Um dos baratos do autor é escrever bestiários, conversas entre animais.

*

“Minha reflexão sobre os chimpanzés arrastou-se até tarde da noite de sábado para domingo e acabei por esboçar um novo bestiário intitulado Diálogos de um chimpanzé e de uma cegonha; na verdade, um panfleto político de extrema violência. Feito prisioneiro por uma tribo de cegonhas, o chimpanzé mostra-se, de início, preocupado, retraído. Uma manhã, enchendo-se de coragem, pede para encontrar a cegonha mais velha. Assim que se acha diante dela, levanta os braços para o céu e pronuncia o seguinte discurso desesperado:

‘De todos os sistemas econômicos e sociais, o capitalismo é incontestavelmente o mais natural. Isso já basta para indicar que deverá ser o pior. Uma vez estabelecida essa conclusão, só nos resta desenvolver um aparato argumentativo operacional e não desviante, ou seja, cujo funcionamento mecânico permitirá, a partir de fatos introduzidos ao acaso, a geração de múltiplas provas capazes de confirmar a sentença inicial, um pouco como barras de grafite reforçam a estrutura de um reator nuclear.
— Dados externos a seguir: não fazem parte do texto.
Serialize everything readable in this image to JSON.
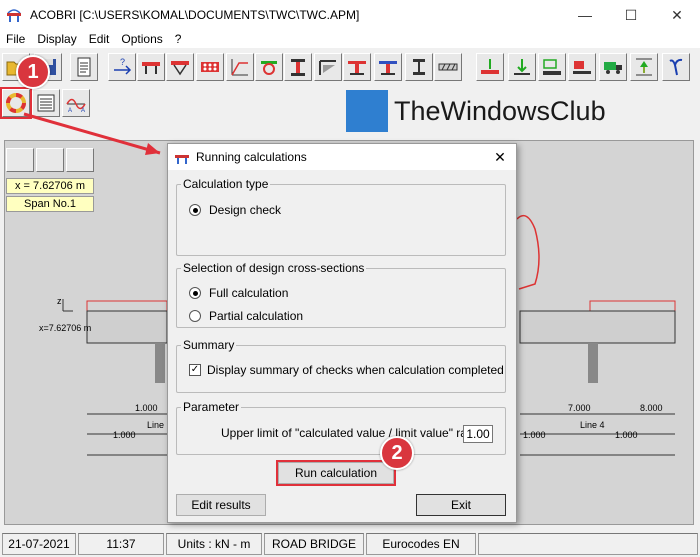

A tarefa é simples, digna de um jovem macaco; contudo, eu me censuraria por qualquer negligência’.

‘Quando da migração do jato de esperma pelo colo do útero, fenômeno imponente, respeitável e realmente capital para a reprodução das espécies, observa-se, às vezes, o comportamento aberrante de alguns espermatozoides. Olham para a frente, olham para trás, nadam, às vezes, até mesmo na contramão, durante breves segundos, e o estremecimento acelerado da cauda parece traduzir-lhes um questionamento ontológico. Se não compensam essa surpreendente indecisão com uma velocidade particular, chegam, em geral, tarde demais e raramente participam, em consequência, da grande festa da combinação genética’.

‘Assim foi em 1793 com Maximilien de Robespierre, arrastado pelo movimento da história como um cristal de calcedônia tomado por uma avalanche em zona desértica ou, melhor, ainda, como uma cegonhazinha de asas muito fracas nascida por um infeliz acaso pouco antes da chegada do inverno e que encontra muitas dificuldades — a coisa é compreensível — para manter a rota correta nas travessias de jet-streams. Ora, os jet-streams são, como se sabe, mais violentos perto da África; mas ainda vou precisar o meu pensamento’.

‘No dia da sua execução, Maximilien de Robespierre estava com a mandíbula quebrada, presa por uma faixa. Pouco antes de ele entregar a cabeça à guilhotina, o carrasco arrancou-lhe a bandagem. Robespierre soltou um urro de dor, jorrou sangue da ferida, seus dentes quebrados caíram no chão. Depois, o carrasco brandiu o pano aberto, como um troféu, para mostrá-lo à multidão em torno do cadafalso. As pessoas riam e soltavam piadas. Em geral, nesse ponto, os cronistas acrescentam: ‘A revolução estava acabada’. É rigorosamente exato. Nesse preciso instante em que o carrasco sacudiu a bandagem pingando sangue sob a aclamação da massa, quero acreditar que na cabeça de Robespierre se passou outra coisa além do sofrimento. Algo mais do que o sentimento de fracasso. Uma esperança? Ou, sem dúvida, o sentimento de que tinha feito o que precisava fazer. Maximilien Robespierre, eu o amo’.

A cegonha mais velha respondeu simplesmente, com uma voz lenta e terrível: ‘Tat twam asi’. Pouco depois, o chimpanzé foi executado pela tribo de cegonhas. Morreu, sofrendo de maneira atroz, transpassado e emasculado pelos bicos pontudos das aves. Tendo questionado a ordem no mundo, o chimpanzé tinha de perecer; realmente, podia-se compreender; era assim. Domingo de manhã, andei um pouco no bairro; comprei um pão com passas de uva. Era um dia suave, mas um pouco triste, como é, com frequência, o domingo em Paris, sobretudo quando não se acredita em Deus.”